Director Aureus Solito and writer Michiko Yamamoto have crafted a very likable coming of age story. The treatment of Maximo Oliveros' (Nathan Lopez) homosexuality is unique and refreshing for it is never questioned nor made an issue, just a fact as true as the sky is blue. It's a huge credit to the filmmakers for not resorting to easy laughs at the expense of gay characters. Camp is absolutely present but it's never overdone. In fact, I think one of the main reasons why the film works so well is because the whole film isn't overdone. The filmmakers know when to pull back just before a scene turns mushy or heavyhanded. Even something as elaborate as the mini-pageant scene is cut long enough to avoid unnecessary melodrama.
One of the film's most interesting aspects for a lot of viewers is the seemingly astonishing possibility that an effeminate homosexual can exist relatively peacefully in the slums, aka Hoodlum Central. Although I haven't seen this myself, I am convinced that cultural mores make this scenario very possible.

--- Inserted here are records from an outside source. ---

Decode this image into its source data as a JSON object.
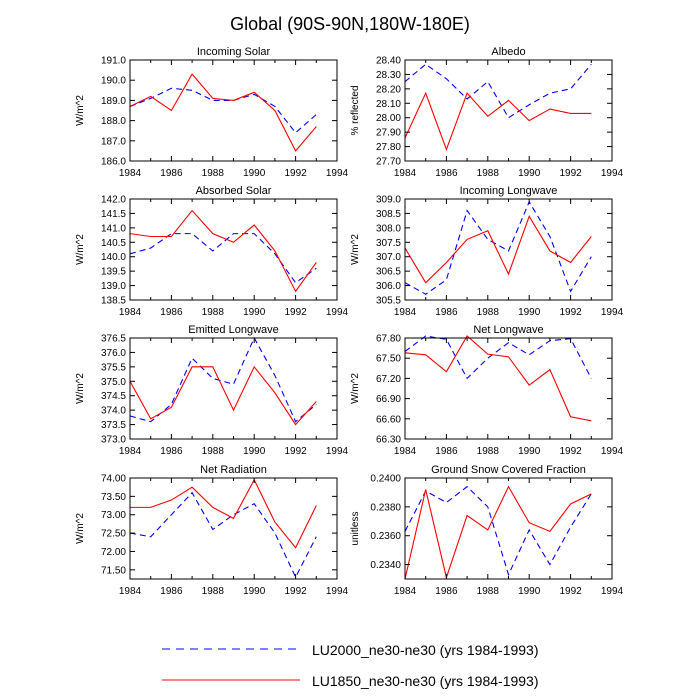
{
  "title": "Global (90S-90N,180W-180E)",
  "legend": [
    {
      "label": "LU2000_ne30-ne30 (yrs 1984-1993)",
      "color": "#0000ff",
      "dash": true
    },
    {
      "label": "LU1850_ne30-ne30 (yrs 1984-1993)",
      "color": "#ff0000",
      "dash": false
    }
  ],
  "x_axis": {
    "ticks": [
      1984,
      1986,
      1988,
      1990,
      1992,
      1994
    ],
    "range": [
      1984,
      1994
    ]
  },
  "chart_data": [
    {
      "type": "line",
      "title": "Incoming Solar",
      "ylabel": "W/m^2",
      "ylim": [
        186.0,
        191.0
      ],
      "yticks": [
        "186.0",
        "187.0",
        "188.0",
        "189.0",
        "190.0",
        "191.0"
      ],
      "x": [
        1984,
        1985,
        1986,
        1987,
        1988,
        1989,
        1990,
        1991,
        1992,
        1993
      ],
      "series": [
        {
          "name": "LU2000_ne30-ne30 (yrs 1984-1993)",
          "values": [
            188.7,
            189.1,
            189.6,
            189.5,
            189.0,
            189.0,
            189.3,
            188.7,
            187.4,
            188.3
          ]
        },
        {
          "name": "LU1850_ne30-ne30 (yrs 1984-1993)",
          "values": [
            188.7,
            189.2,
            188.5,
            190.3,
            189.1,
            189.0,
            189.4,
            188.5,
            186.5,
            187.7
          ]
        }
      ]
    },
    {
      "type": "line",
      "title": "Albedo",
      "ylabel": "% reflected",
      "ylim": [
        27.7,
        28.4
      ],
      "yticks": [
        "27.70",
        "27.80",
        "27.90",
        "28.00",
        "28.10",
        "28.20",
        "28.30",
        "28.40"
      ],
      "x": [
        1984,
        1985,
        1986,
        1987,
        1988,
        1989,
        1990,
        1991,
        1992,
        1993
      ],
      "series": [
        {
          "name": "LU2000_ne30-ne30 (yrs 1984-1993)",
          "values": [
            28.25,
            28.37,
            28.27,
            28.13,
            28.25,
            28.0,
            28.09,
            28.17,
            28.2,
            28.37
          ]
        },
        {
          "name": "LU1850_ne30-ne30 (yrs 1984-1993)",
          "values": [
            27.86,
            28.17,
            27.78,
            28.17,
            28.01,
            28.12,
            27.98,
            28.06,
            28.03,
            28.03
          ]
        }
      ]
    },
    {
      "type": "line",
      "title": "Absorbed Solar",
      "ylabel": "W/m^2",
      "ylim": [
        138.5,
        142.0
      ],
      "yticks": [
        "138.5",
        "139.0",
        "139.5",
        "140.0",
        "140.5",
        "141.0",
        "141.5",
        "142.0"
      ],
      "x": [
        1984,
        1985,
        1986,
        1987,
        1988,
        1989,
        1990,
        1991,
        1992,
        1993
      ],
      "series": [
        {
          "name": "LU2000_ne30-ne30 (yrs 1984-1993)",
          "values": [
            140.1,
            140.3,
            140.8,
            140.8,
            140.2,
            140.8,
            140.8,
            140.1,
            139.1,
            139.6
          ]
        },
        {
          "name": "LU1850_ne30-ne30 (yrs 1984-1993)",
          "values": [
            140.8,
            140.7,
            140.7,
            141.6,
            140.8,
            140.5,
            141.1,
            140.2,
            138.8,
            139.8
          ]
        }
      ]
    },
    {
      "type": "line",
      "title": "Incoming Longwave",
      "ylabel": "W/m^2",
      "ylim": [
        305.5,
        309.0
      ],
      "yticks": [
        "305.5",
        "306.0",
        "306.5",
        "307.0",
        "307.5",
        "308.0",
        "308.5",
        "309.0"
      ],
      "x": [
        1984,
        1985,
        1986,
        1987,
        1988,
        1989,
        1990,
        1991,
        1992,
        1993
      ],
      "series": [
        {
          "name": "LU2000_ne30-ne30 (yrs 1984-1993)",
          "values": [
            306.1,
            305.7,
            306.2,
            308.6,
            307.6,
            307.2,
            308.9,
            307.7,
            305.8,
            307.0
          ]
        },
        {
          "name": "LU1850_ne30-ne30 (yrs 1984-1993)",
          "values": [
            307.3,
            306.1,
            306.8,
            307.6,
            307.9,
            306.4,
            308.4,
            307.2,
            306.8,
            307.7
          ]
        }
      ]
    },
    {
      "type": "line",
      "title": "Emitted Longwave",
      "ylabel": "W/m^2",
      "ylim": [
        373.0,
        376.5
      ],
      "yticks": [
        "373.0",
        "373.5",
        "374.0",
        "374.5",
        "375.0",
        "375.5",
        "376.0",
        "376.5"
      ],
      "x": [
        1984,
        1985,
        1986,
        1987,
        1988,
        1989,
        1990,
        1991,
        1992,
        1993
      ],
      "series": [
        {
          "name": "LU2000_ne30-ne30 (yrs 1984-1993)",
          "values": [
            373.8,
            373.6,
            374.2,
            375.8,
            375.1,
            374.9,
            376.5,
            375.2,
            373.6,
            374.2
          ]
        },
        {
          "name": "LU1850_ne30-ne30 (yrs 1984-1993)",
          "values": [
            375.0,
            373.7,
            374.1,
            375.5,
            375.5,
            374.0,
            375.5,
            374.6,
            373.5,
            374.3
          ]
        }
      ]
    },
    {
      "type": "line",
      "title": "Net Longwave",
      "ylabel": "W/m^2",
      "ylim": [
        66.3,
        67.8
      ],
      "yticks": [
        "66.30",
        "66.60",
        "66.90",
        "67.20",
        "67.50",
        "67.80"
      ],
      "x": [
        1984,
        1985,
        1986,
        1987,
        1988,
        1989,
        1990,
        1991,
        1992,
        1993
      ],
      "series": [
        {
          "name": "LU2000_ne30-ne30 (yrs 1984-1993)",
          "values": [
            67.6,
            67.83,
            67.78,
            67.2,
            67.5,
            67.73,
            67.55,
            67.76,
            67.79,
            67.2
          ]
        },
        {
          "name": "LU1850_ne30-ne30 (yrs 1984-1993)",
          "values": [
            67.58,
            67.55,
            67.3,
            67.83,
            67.56,
            67.52,
            67.1,
            67.33,
            66.63,
            66.57
          ]
        }
      ]
    },
    {
      "type": "line",
      "title": "Net Radiation",
      "ylabel": "W/m^2",
      "ylim": [
        71.25,
        74.0
      ],
      "yticks": [
        "71.50",
        "72.00",
        "72.50",
        "73.00",
        "73.50",
        "74.00"
      ],
      "x": [
        1984,
        1985,
        1986,
        1987,
        1988,
        1989,
        1990,
        1991,
        1992,
        1993
      ],
      "series": [
        {
          "name": "LU2000_ne30-ne30 (yrs 1984-1993)",
          "values": [
            72.5,
            72.4,
            73.0,
            73.6,
            72.6,
            73.0,
            73.3,
            72.5,
            71.3,
            72.4
          ]
        },
        {
          "name": "LU1850_ne30-ne30 (yrs 1984-1993)",
          "values": [
            73.2,
            73.2,
            73.4,
            73.75,
            73.2,
            72.9,
            73.95,
            72.8,
            72.1,
            73.25
          ]
        }
      ]
    },
    {
      "type": "line",
      "title": "Ground Snow Covered Fraction",
      "ylabel": "unitless",
      "ylim": [
        0.233,
        0.24
      ],
      "yticks": [
        "0.2340",
        "0.2360",
        "0.2380",
        "0.2400"
      ],
      "x": [
        1984,
        1985,
        1986,
        1987,
        1988,
        1989,
        1990,
        1991,
        1992,
        1993
      ],
      "series": [
        {
          "name": "LU2000_ne30-ne30 (yrs 1984-1993)",
          "values": [
            0.2363,
            0.2391,
            0.2383,
            0.2394,
            0.238,
            0.2333,
            0.2364,
            0.234,
            0.2366,
            0.2389
          ]
        },
        {
          "name": "LU1850_ne30-ne30 (yrs 1984-1993)",
          "values": [
            0.233,
            0.2392,
            0.2331,
            0.2374,
            0.2364,
            0.2394,
            0.2369,
            0.2363,
            0.2382,
            0.2389
          ]
        }
      ]
    }
  ]
}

Despite the influence of homophobic Roman Catholicism, the general mood in the country is situated somewhere between amusement, acceptance, and tolerance (though not immune to occasional spurts of homophobia). Let us not forget that pre-Spanish Philippine culture respected the 'babaylan', a gay priest(ess) of sorts.

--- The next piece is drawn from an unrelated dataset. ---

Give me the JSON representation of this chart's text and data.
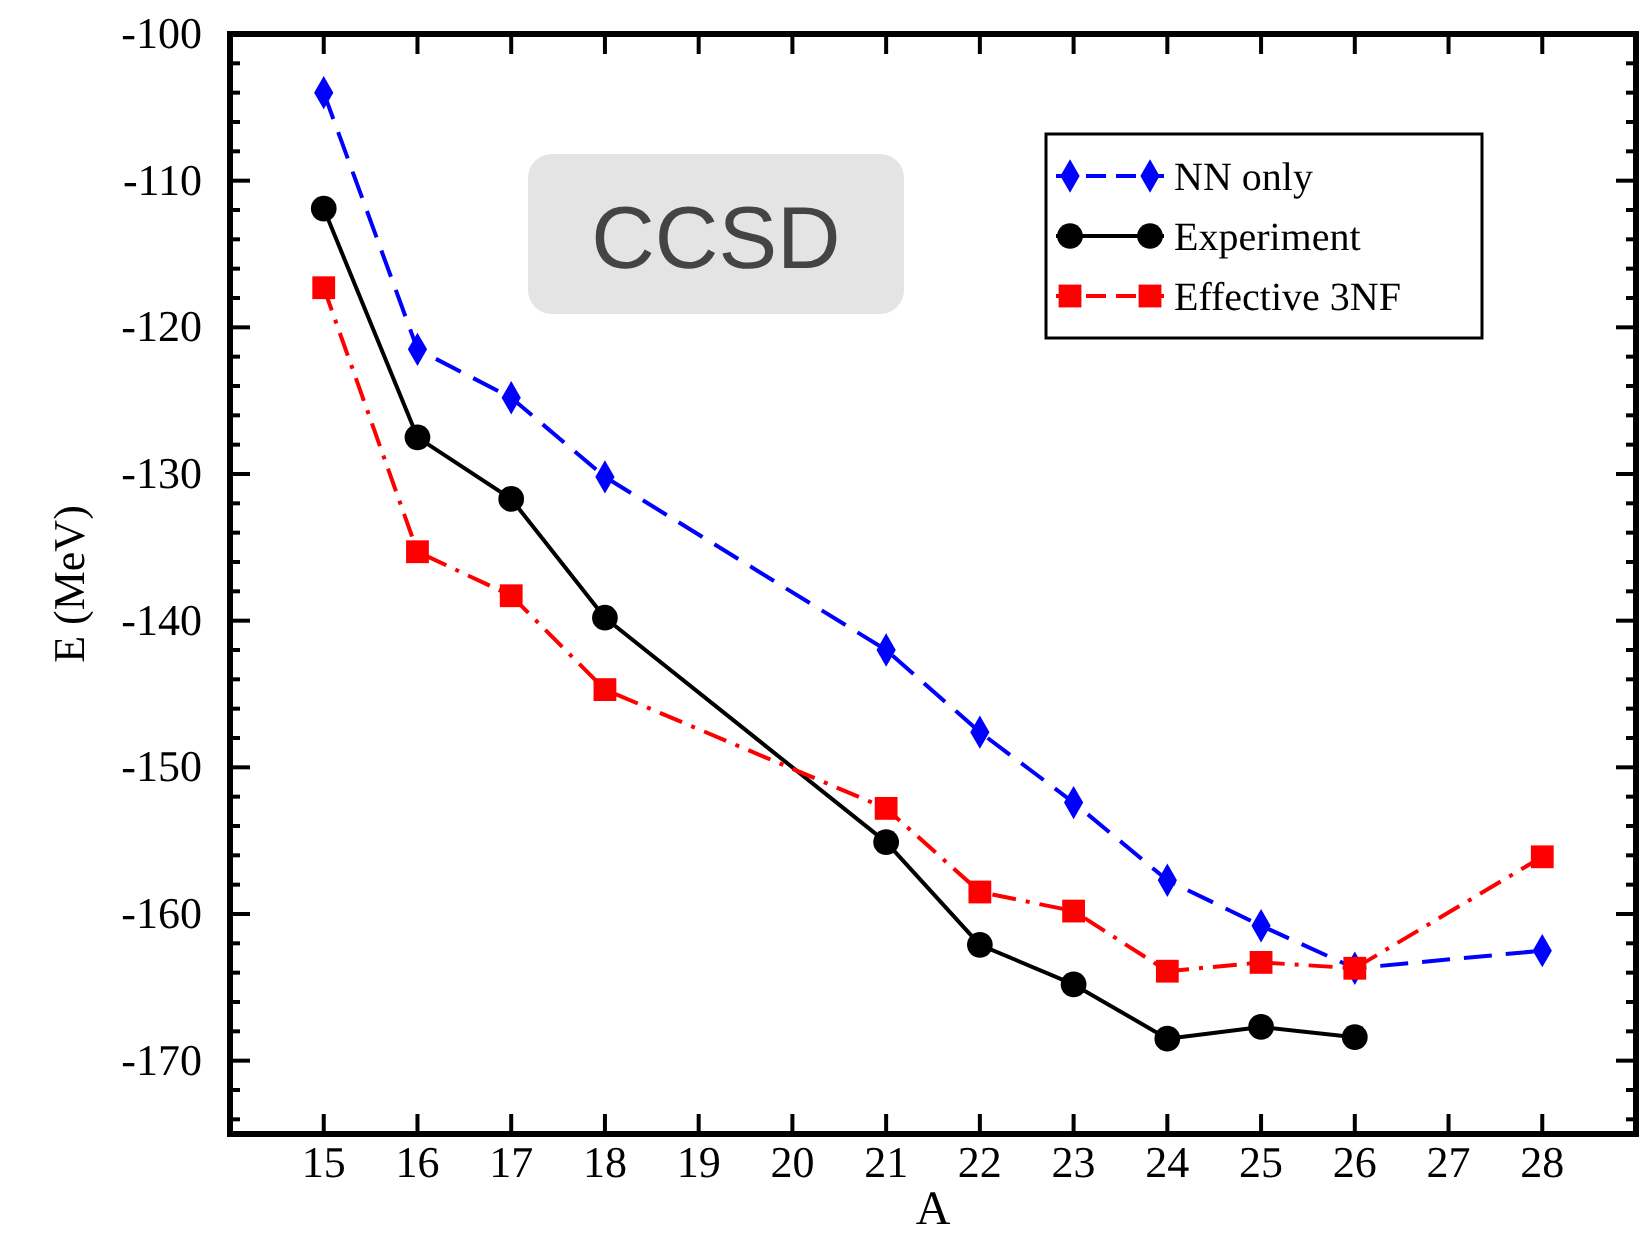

The homoerotic love angle is beautifully handled, in my opinion. To start with, the leads are perfect. Lopez carries the film as Maximo while JR Valentin as the cop is hunky yet brotherly, respectable as necessary but not too antiseptic. You get a sense of hero worship, excessive caring, and strong attraction from the side of Maximo while from the other side you see a fraternal sense of caring, naivete, and a culturally-imbibed politeness that supersedes any possible homophobia. There's also a delicious hint of ambiguity in his sexuality. There are a number of memorable scenes between the two, but a brief, well-handled, but highly erotic one (which, under a weaker filmmaker, could've easily bordered on pedophilia considering Maximo's age) and the emotionally satisfying ending stand out the most.
Despite the fact that Maximo Oliveros is unapologetically gay the film isn't strictly gay-themed unless you consider puppy love, unrequited love, familial obligations, and economic struggles as such.
It was a proud moment to watch a Filipino film in the prestigious Lincoln Center New Films/New Directors series in New York City. It was icing on the cake to see someone from the Univ. of the Philippines do good, in the gay arena, no less. "As good as Hollywood films"? I say better. When did Hollywood ever show us a coming of age story with a gay lead character?